Coher’s “North” agent platform aims to solve the problem of custom application building by offering a consumer-grade product experience that is highly customizable for enterprises [19:01:00]. This platform allows customization of UI, branding, data connections, and tool integration, and even enables plugging in custom fine-tuned models like Llama [19:17:00]. This approach can accelerate a company’s product roadmap by 12 to 18 months [19:43:00].
Companies that build both the underlying models and the applications gain a significant advantage through vertical integration [20:55:00]. This allows them to optimize the models for specific customer use cases, leading to higher product quality [21:10:00].
Emerging and Future Use Cases
Back Office Automation
Looking ahead, more mundane back-office tasks are expected to come online as infrastructure like Coher’s North platform gets installed in enterprises [24:19:00]. This includes tasks in finance, legal, and especially sales [25:04:00]. For sellers, AI can provide intelligence briefings before meetings, compiling research on companies, strategic imperatives, key leaders, and internal conversation history [25:14:00].
Long-Term Consolidation
Initially, enterprises may adopt a scattered approach, with different teams purchasing their own specialized AI applications [26:37:00]. However, this will likely lead to an unsustainable maintenance burden due to disparate data source connections [27:03:00]. The long-term trend is expected to be consolidation towards a single platform plugged into all company data sources, capable of supporting diverse automation objectives [27:09:00].
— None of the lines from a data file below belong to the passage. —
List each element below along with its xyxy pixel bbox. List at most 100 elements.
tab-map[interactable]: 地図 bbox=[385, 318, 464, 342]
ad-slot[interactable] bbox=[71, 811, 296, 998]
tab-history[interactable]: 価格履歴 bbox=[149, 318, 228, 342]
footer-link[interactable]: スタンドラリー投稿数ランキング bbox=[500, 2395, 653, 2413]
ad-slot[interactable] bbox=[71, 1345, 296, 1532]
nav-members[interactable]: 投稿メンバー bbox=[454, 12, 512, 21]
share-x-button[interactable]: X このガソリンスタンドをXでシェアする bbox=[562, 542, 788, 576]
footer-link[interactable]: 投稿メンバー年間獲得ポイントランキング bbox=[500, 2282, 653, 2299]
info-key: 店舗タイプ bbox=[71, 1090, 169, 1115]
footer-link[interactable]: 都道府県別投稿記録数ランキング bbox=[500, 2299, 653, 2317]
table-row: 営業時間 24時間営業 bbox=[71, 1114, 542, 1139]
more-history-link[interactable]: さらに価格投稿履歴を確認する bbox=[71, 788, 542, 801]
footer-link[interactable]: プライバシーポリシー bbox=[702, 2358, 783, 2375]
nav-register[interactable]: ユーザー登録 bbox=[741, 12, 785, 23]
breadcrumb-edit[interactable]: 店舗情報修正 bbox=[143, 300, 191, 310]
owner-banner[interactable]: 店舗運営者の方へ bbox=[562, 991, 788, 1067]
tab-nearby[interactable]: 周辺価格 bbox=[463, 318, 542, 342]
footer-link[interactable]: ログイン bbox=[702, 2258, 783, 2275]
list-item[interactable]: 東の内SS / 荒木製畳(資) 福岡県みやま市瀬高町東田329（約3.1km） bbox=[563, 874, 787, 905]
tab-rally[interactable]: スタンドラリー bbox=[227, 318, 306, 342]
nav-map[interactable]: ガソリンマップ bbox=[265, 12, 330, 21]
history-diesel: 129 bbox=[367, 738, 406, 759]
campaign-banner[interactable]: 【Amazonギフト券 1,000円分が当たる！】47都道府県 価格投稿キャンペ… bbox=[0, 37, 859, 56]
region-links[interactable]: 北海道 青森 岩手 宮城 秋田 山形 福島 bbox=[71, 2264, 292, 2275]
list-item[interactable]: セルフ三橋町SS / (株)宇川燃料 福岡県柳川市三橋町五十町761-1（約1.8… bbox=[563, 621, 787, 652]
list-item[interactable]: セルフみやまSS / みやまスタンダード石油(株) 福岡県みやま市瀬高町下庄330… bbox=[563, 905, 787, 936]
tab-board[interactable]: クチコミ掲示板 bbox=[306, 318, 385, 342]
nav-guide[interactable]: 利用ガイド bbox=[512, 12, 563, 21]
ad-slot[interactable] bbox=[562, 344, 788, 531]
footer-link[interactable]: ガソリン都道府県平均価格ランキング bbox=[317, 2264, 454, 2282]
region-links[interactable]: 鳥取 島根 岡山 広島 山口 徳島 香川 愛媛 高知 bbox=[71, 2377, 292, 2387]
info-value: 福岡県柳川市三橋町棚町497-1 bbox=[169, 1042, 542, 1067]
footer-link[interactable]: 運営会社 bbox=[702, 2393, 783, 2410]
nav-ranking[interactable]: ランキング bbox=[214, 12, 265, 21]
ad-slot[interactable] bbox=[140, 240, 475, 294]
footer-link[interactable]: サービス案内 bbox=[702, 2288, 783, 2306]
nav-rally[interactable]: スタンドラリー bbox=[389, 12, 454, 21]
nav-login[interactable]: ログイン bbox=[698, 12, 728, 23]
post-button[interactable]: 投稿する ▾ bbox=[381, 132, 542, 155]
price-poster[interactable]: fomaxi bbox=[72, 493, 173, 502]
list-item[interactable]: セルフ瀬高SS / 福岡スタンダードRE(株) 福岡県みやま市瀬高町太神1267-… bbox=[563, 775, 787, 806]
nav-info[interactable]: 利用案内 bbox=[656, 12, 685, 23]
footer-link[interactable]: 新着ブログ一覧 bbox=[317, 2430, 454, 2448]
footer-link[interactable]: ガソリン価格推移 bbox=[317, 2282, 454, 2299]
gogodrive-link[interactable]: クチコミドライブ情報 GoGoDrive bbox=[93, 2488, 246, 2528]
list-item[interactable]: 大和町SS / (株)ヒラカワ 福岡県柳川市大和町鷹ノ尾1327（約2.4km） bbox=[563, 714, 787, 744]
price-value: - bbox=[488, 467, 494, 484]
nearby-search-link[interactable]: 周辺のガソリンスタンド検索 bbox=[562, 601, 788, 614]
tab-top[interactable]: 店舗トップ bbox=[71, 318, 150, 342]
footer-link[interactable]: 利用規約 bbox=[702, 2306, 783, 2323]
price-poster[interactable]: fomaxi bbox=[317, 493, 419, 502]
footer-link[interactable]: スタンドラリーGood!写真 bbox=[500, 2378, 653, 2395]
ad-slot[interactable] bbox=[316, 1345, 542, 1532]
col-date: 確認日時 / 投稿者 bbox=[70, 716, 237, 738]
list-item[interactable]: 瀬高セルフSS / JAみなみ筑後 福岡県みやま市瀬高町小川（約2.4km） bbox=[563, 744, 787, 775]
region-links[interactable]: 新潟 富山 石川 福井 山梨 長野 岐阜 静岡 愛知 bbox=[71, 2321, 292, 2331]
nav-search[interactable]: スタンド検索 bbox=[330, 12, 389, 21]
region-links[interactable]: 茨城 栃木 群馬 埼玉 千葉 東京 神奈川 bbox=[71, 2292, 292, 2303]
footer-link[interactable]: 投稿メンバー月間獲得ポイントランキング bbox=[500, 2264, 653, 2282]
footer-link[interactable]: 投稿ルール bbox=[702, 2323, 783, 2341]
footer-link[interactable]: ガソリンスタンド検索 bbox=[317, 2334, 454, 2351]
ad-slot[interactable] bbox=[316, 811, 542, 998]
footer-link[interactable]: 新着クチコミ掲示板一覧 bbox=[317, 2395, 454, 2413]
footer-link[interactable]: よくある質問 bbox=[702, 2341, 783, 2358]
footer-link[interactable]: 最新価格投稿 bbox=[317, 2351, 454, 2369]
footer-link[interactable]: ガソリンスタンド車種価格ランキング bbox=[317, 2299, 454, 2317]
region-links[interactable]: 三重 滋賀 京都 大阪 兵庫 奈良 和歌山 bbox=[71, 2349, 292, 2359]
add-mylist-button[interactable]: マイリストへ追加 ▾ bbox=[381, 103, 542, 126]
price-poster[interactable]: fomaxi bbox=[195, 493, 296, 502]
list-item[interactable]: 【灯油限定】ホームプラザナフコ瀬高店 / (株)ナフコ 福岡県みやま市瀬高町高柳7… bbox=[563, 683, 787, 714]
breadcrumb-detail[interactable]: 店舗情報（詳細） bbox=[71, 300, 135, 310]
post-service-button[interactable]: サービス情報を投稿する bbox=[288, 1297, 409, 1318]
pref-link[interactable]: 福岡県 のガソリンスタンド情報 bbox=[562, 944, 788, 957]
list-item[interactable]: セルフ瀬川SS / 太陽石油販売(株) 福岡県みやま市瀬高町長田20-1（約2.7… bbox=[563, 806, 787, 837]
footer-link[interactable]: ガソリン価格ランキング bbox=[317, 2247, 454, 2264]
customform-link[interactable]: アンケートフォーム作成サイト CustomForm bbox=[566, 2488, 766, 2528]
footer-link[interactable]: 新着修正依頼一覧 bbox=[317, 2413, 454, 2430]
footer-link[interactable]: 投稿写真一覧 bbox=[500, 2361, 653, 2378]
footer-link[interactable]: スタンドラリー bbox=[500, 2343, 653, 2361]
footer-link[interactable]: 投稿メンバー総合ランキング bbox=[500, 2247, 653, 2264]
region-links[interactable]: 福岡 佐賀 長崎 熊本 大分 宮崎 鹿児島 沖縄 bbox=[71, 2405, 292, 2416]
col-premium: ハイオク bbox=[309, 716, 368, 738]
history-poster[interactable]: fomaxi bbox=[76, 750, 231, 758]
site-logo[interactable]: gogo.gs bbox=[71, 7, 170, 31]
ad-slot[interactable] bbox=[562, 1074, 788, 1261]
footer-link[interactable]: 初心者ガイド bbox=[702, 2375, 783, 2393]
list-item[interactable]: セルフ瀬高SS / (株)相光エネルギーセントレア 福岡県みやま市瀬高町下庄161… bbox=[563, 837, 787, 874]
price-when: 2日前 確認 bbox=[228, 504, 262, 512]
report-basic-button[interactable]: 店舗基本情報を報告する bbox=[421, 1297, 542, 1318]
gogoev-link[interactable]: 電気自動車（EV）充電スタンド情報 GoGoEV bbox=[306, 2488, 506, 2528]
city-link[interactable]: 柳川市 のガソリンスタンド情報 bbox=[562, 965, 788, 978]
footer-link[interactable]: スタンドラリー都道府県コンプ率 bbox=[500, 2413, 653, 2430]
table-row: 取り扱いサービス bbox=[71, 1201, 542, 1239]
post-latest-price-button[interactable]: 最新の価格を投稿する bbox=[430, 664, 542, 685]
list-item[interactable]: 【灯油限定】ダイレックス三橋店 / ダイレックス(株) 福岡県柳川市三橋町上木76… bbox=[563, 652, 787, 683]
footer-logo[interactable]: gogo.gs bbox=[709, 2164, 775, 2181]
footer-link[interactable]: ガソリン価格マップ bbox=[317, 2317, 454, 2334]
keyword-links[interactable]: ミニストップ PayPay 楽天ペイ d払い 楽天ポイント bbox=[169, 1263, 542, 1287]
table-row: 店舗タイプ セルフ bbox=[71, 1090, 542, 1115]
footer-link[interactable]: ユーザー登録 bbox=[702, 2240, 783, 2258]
Model Improvement Trajectories
The “scale is all you need” hypothesis is breaking, as diminishing returns from simply increasing capital and compute are observed [09:21:00]. The next step in AI development will require smarter and more creative approaches [09:33:00].
A crucial missing capability in current models is the ability to learn from experience, akin to humans who start as novices and become experts over time [08:46:00]. Models should be able to learn from interactions and feedback from users, remembering past conversations and preferences [09:00:00]. While this capability doesn’t fully exist yet, experiments are underway, likely involving integrating interaction history into a queryable database that provides context to the model [45:39:00]. This would create a more personalized and effective AI assistant that grows with the user [46:07:00].
! aspects
- Human Involvement: Humans are still essential for evaluating model usefulness and providing initial high-quality data [13:03:00].
- Architectural Diversity: While transformers have shown surprising longevity, the field is actively exploring new architectures beyond the current dominant ones [35:34:00].
- Global Access: For AI to be truly useful globally, models must understand and speak diverse languages and cultures, not just English [30:49:00]. Efforts like Coher’s Aya project involve thousands of native speakers contributing data in over a hundred languages [30:32:00].
- Specialized Foundation Models: Beyond general language models, future foundation models are anticipated for specialized domains like biology (e.g., cancer data), chemistry, and material science, requiring significant investment in data collection and model development [32:13:00].
AI Risk and Societal Impact
While short-term risks like misuse by bad actors or job displacement (if retraining infrastructure is insufficient) are concerns, existential “doomsday” scenarios are considered less pressing than near-term and mid-term challenges [48:39:00]. AI is viewed as an augmenter that will increase human productivity and supply in a demand-constrained world, rather than a mass displacer of jobs [47:55:00].